Proof of Authenticity
The idea was floated in the lecture, that NFTs could replace the function of receipts. The video talked about a man who was able to sell an antique Rolex watch, not just because it was an expensive antique watch, but because it had all the correct paperwork and receipts to support its authenticity. Counterfeit products abound today, especially of luxury brands. The idea is that a brand could implant a chip in a designer handbag and then create an NFT that correlates to that chip. This NFT would be entirely unique within the blockchain, and a fraudulent copy could not be created of it. Due to the transparent nature of the blockchain, this would enable a customer to immediately tell the authenticity of a bag, and if a company wanted to go even further, the factory that it was created at. I believe that this is one of the simplest yet most valuable ways that NFTs could be used as it would enable transparency in the market, thereby preserving the value of the customers’ goods.
Proof of Ownership
The second area which NFTs could be very useful is proof of ownership. They could function like deeds or titles. The beauty of this is that all past owners would be easily seen on the blockchain. If this was applied to automobiles, I wouldn’t have to pay for a CarFax report every time I wanted to buy a new car. I could simply look up the unique token ID associated with that car, and then I would be able to see every single wallet that had previously owned that car, along with the transaction dates. One issue that could arise with this is the fact that for proof of ownership to serve its intended legal purpose, it is generally issued by the government of the associated country. I am sure that many people value the decentralized nature of NFTs, but I could foresee difficulty getting governing bodies to recognize them as valid certificates of ownership- which would then defeat the point.

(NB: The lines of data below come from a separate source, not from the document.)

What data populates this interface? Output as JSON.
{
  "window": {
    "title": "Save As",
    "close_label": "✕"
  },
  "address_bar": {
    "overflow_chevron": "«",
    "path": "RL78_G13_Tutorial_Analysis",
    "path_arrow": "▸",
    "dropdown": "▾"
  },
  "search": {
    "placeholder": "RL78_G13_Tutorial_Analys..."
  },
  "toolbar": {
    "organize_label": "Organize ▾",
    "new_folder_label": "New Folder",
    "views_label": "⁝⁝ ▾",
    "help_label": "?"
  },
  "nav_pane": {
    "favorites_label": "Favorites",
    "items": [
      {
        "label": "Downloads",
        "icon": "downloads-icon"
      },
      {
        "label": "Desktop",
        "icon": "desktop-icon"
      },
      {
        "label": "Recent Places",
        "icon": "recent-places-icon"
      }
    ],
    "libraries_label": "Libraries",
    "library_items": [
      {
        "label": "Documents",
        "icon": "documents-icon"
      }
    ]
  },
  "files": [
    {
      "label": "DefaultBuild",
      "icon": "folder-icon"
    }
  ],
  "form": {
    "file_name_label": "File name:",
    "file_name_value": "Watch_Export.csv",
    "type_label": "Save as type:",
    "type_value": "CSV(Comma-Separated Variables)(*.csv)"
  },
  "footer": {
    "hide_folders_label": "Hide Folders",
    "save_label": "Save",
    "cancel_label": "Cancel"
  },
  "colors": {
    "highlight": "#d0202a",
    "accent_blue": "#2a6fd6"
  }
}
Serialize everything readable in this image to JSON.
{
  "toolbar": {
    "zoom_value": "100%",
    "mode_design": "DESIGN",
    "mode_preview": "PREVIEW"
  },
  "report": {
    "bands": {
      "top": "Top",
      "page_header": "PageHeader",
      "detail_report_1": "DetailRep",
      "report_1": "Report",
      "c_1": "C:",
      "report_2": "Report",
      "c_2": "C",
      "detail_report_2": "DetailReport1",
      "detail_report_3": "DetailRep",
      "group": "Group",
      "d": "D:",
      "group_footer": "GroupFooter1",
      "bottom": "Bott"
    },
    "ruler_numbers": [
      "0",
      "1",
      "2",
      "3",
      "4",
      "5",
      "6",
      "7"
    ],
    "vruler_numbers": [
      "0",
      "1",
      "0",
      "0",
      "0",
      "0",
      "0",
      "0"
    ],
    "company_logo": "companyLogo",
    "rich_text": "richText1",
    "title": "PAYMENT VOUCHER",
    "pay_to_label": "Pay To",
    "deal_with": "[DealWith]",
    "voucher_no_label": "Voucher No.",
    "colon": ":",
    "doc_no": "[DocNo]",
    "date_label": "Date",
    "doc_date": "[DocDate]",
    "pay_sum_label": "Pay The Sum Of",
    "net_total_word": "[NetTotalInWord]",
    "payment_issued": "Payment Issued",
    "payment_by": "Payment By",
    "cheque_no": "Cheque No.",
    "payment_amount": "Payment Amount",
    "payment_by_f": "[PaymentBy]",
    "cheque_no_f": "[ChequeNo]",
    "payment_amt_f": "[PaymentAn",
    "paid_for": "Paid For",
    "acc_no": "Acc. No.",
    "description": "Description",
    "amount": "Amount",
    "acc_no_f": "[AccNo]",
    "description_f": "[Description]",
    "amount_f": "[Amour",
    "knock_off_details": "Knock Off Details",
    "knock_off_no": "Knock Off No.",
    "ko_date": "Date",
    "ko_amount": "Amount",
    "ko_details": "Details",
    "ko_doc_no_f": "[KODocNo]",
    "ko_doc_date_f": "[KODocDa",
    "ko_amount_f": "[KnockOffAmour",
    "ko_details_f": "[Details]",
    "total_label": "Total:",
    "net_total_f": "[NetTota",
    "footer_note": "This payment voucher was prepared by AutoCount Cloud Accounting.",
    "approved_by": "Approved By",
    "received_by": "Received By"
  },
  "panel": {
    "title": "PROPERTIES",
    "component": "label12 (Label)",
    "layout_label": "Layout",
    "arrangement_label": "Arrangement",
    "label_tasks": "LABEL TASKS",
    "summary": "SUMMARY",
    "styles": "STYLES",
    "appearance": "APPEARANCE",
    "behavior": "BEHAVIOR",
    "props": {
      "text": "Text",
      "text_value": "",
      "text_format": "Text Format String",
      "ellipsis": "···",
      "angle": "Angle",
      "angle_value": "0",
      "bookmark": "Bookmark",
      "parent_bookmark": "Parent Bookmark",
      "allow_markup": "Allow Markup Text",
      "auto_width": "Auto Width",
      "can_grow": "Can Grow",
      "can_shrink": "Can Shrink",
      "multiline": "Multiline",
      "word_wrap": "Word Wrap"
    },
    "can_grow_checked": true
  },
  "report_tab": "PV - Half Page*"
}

Additionally, there is the underlying issue that a crypto wallet serves as a single point of failure. Losing the keys to the wallet would result in losing the entire wallet. If the assets lost amounted to a few invaluable NFT’s for metaverse clothing items, the losses would be negligible; however, if it was the deed to one’s home, it would be devastating.
Some Ideas are a Bit Out There...
I must say that I am very skeptical of more abstract NFT projects, especially regarding speculatory investments. Just like anything else in the world, an NFT is only worth what an individual is willing to pay. This has been exemplified by the NFT market crash since 2021, where, on average NFT’s have lost 90% of their value. For example, the Bored Ape Yacht Club (BAYC) NFT’s have decreased from a peak price in the millions of dollars to a rough average of $28,000. In the instance of BAYC, this is most likely because the value of the NFT hinged on the perceived “coolness” and feeling of “membership” that one got from owning this NFT. Once the hype surrounding it died down, so did the price. Another thing that was mentioned in the lecture video was the fact that people could utilize NFT’s to own “property” in the metaverse. It was pitched as a way to generate income, as one could then rent this “metaverse property” out for a profit. The issue underlying this vision, much like many other proposed metaverse projects, is that the value proposition is significantly lacking. How much benefit does a person get from a piece of land in the metaverse? Until the metaverse receives more widespread adoption, it doesn’t seem like it would be that much.